Minden Hills council unanimously rejected a rezoning application for a multi-unit longterm residential development on Hunter Creek Road Dec. 9. 

Contracted planning consultant Darryl Tighe said that long-term multiple-unit residential use does not conform to the township’s official plan, which directs that planning suit surrounding development and landscape.

 While the property is currently zoned as a waterfront, neighbours who addressed council said the property is already occupied by multiple long-term tenants. The commonly accepted definition of waterfront zoning refers to single-occupant residences. 

Tighe’s report also claims the property was part of a larger land parcel that was severed with an agreement declaring “that the ‘motel’ was not to be utilized for commercial purposes.” This means the current use seems to be in violation of the township’s zoning rules. The applicant did not submit any technical reports.

 Jeffrey Streisfield, a lawyer representing the property owners, said disallowing the rezoning would be “draconian.” He said the plan to turn the building into residences geared to seniors means “long-term residential housing in a county and municipality that has not been able to address the housing crisis that exists.” 


Melissa Markham, the applicant’s agent, said evaluations of environmental impact are noted as being the biggest factor in determining suitability. Since the property wouldn’t change if rezoning is allowed, Markham said the environmental impact would be negligible. 

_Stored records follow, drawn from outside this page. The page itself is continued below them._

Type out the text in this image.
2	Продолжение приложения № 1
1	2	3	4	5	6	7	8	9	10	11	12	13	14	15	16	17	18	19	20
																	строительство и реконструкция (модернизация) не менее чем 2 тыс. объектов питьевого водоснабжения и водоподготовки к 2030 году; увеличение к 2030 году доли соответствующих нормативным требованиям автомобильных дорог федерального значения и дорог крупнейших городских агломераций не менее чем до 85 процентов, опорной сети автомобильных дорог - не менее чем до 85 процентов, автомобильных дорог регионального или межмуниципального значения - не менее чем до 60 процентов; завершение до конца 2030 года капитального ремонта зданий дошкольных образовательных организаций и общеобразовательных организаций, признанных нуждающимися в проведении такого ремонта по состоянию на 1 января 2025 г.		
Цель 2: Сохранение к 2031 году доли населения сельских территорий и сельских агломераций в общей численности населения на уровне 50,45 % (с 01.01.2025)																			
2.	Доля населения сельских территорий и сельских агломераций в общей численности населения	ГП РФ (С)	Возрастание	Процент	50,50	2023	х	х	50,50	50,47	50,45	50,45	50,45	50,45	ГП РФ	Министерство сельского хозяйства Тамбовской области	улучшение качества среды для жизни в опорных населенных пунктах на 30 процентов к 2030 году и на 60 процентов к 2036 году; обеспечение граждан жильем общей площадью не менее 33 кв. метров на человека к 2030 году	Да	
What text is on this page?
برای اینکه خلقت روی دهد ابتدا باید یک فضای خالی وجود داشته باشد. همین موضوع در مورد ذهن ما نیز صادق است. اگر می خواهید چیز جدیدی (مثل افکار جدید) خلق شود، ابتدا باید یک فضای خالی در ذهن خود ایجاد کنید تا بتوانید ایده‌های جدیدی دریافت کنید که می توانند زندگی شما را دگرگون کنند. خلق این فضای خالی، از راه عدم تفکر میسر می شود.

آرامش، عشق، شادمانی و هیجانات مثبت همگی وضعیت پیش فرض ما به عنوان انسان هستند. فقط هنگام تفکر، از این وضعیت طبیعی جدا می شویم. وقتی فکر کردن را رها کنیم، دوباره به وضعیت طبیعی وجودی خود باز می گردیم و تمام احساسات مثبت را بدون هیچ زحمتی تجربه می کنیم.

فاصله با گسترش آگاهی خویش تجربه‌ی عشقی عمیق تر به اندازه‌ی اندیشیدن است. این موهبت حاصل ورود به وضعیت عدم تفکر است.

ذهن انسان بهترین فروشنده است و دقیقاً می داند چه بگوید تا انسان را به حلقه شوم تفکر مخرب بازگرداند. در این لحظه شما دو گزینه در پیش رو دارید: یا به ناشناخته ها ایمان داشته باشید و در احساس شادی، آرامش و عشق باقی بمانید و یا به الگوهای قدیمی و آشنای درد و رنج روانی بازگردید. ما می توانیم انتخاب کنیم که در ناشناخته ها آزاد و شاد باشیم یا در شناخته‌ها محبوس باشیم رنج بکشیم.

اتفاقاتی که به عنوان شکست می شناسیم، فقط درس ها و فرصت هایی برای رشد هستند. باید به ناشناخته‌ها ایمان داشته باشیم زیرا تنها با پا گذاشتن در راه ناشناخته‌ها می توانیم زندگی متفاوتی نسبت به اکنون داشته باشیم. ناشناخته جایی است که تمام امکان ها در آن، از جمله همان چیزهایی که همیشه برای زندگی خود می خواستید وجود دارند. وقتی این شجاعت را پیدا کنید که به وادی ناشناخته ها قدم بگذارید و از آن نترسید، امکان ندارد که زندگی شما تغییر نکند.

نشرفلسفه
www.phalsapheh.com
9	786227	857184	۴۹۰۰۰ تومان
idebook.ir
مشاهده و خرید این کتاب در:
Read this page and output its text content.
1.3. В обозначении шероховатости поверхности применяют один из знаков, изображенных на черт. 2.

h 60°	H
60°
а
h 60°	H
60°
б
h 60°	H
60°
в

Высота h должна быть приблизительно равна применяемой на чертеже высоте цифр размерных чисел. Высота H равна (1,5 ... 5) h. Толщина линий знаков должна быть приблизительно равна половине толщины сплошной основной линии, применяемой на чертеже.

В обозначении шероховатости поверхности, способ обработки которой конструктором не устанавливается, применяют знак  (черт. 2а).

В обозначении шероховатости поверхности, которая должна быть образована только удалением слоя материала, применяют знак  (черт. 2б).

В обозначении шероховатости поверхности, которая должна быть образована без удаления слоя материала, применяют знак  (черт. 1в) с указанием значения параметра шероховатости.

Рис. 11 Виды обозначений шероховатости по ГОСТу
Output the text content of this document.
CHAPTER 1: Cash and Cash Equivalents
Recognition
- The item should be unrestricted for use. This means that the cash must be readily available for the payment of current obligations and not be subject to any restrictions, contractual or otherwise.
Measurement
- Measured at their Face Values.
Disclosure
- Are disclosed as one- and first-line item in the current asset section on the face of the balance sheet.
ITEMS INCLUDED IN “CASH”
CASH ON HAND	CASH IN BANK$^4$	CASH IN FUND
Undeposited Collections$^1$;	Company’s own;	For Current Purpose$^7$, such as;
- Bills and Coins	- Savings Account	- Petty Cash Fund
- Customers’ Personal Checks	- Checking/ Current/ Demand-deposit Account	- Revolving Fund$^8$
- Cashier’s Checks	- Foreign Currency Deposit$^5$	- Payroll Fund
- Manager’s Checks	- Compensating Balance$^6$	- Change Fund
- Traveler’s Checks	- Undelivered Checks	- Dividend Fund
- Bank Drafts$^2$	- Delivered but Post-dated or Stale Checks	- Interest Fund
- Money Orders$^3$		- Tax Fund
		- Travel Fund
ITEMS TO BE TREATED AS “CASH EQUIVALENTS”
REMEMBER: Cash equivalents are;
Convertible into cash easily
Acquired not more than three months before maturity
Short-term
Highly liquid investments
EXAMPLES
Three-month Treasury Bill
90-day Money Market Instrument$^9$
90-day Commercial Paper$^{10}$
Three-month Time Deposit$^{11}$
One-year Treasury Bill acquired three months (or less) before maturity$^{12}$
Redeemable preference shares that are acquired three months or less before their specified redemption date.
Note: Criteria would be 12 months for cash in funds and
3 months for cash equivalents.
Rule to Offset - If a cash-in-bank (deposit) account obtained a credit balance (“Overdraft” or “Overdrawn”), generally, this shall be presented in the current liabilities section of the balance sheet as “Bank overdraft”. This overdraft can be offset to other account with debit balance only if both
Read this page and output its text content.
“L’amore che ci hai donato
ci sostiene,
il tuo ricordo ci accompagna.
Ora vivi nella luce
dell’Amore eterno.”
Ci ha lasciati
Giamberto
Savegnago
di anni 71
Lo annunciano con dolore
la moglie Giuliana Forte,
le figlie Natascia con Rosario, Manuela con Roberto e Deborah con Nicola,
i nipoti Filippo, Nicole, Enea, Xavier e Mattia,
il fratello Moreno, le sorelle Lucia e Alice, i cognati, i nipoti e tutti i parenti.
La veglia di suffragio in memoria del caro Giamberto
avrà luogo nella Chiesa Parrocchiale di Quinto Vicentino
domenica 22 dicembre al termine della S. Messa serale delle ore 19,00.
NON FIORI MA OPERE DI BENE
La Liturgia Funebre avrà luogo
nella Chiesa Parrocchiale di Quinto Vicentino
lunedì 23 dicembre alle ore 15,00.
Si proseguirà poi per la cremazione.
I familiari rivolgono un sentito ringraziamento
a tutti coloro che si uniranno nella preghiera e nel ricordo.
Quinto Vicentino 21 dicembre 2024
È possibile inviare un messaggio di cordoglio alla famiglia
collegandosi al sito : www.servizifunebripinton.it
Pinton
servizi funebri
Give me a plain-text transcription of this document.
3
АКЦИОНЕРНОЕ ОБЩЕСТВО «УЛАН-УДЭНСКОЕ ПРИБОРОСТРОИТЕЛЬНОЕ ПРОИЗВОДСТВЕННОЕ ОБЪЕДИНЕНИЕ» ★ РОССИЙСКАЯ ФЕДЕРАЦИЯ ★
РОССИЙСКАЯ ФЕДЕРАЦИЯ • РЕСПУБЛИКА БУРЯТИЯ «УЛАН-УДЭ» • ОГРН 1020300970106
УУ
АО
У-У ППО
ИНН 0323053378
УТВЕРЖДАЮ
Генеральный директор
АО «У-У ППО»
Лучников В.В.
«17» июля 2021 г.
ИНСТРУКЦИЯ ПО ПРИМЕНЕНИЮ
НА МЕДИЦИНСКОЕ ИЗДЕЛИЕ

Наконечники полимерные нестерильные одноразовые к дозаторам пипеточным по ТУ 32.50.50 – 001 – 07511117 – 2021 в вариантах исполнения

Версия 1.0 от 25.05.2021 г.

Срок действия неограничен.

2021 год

She did not provide or refer to an environmental impact report. Luigi Centurami, who said he owns the property, declined to comment. 

Mayor Brent Devolin said he was “very comfortable” taking the planners’ recommendation to disallow the rezoning. “It’s not housing under no conditions,” Devolin said.

 Deputy mayor Lisa Schell said the applicant “asked for forgiveness rather than permission,” since there are “six units” currently being rented at the property. 

Coun. Pam Sayne said she was “very angry” at the divisive situation and that the application represents a “tearing apart issue.” Sayne said “poor landlords can create situations that make the residents look bad.”

 Nearby property owner Dan Martel said council approving the rezoning would “portray the wrong message” since a 2016 agreement seemed to block the landowner from using the property for multiple longterm units.

“I think it’s wrong, and I’m definitely against it,” Martel said. 

Multiple other neighbours reported deteriorating road conditions, due to increased traffic on the private, unpaved cottage road. Others said they’ve seen trucks parked on septic beds and tenants trespassing on neighbouring properties. 

Nearby resident John C. Law wrote in a letter to council he was concerned issues with people who appear to live at the property would only “escalate” if the rezoning was approved. Coun. Sayne said the file points to a much larger issue. 

“What we need to do here is address our housing concerns in a much larger way than we have,” she said. Devolin said he couldn’t discuss specifics about how apparent zoning infractions at the property are being addressed but said “there are things going on, on multiple fronts.”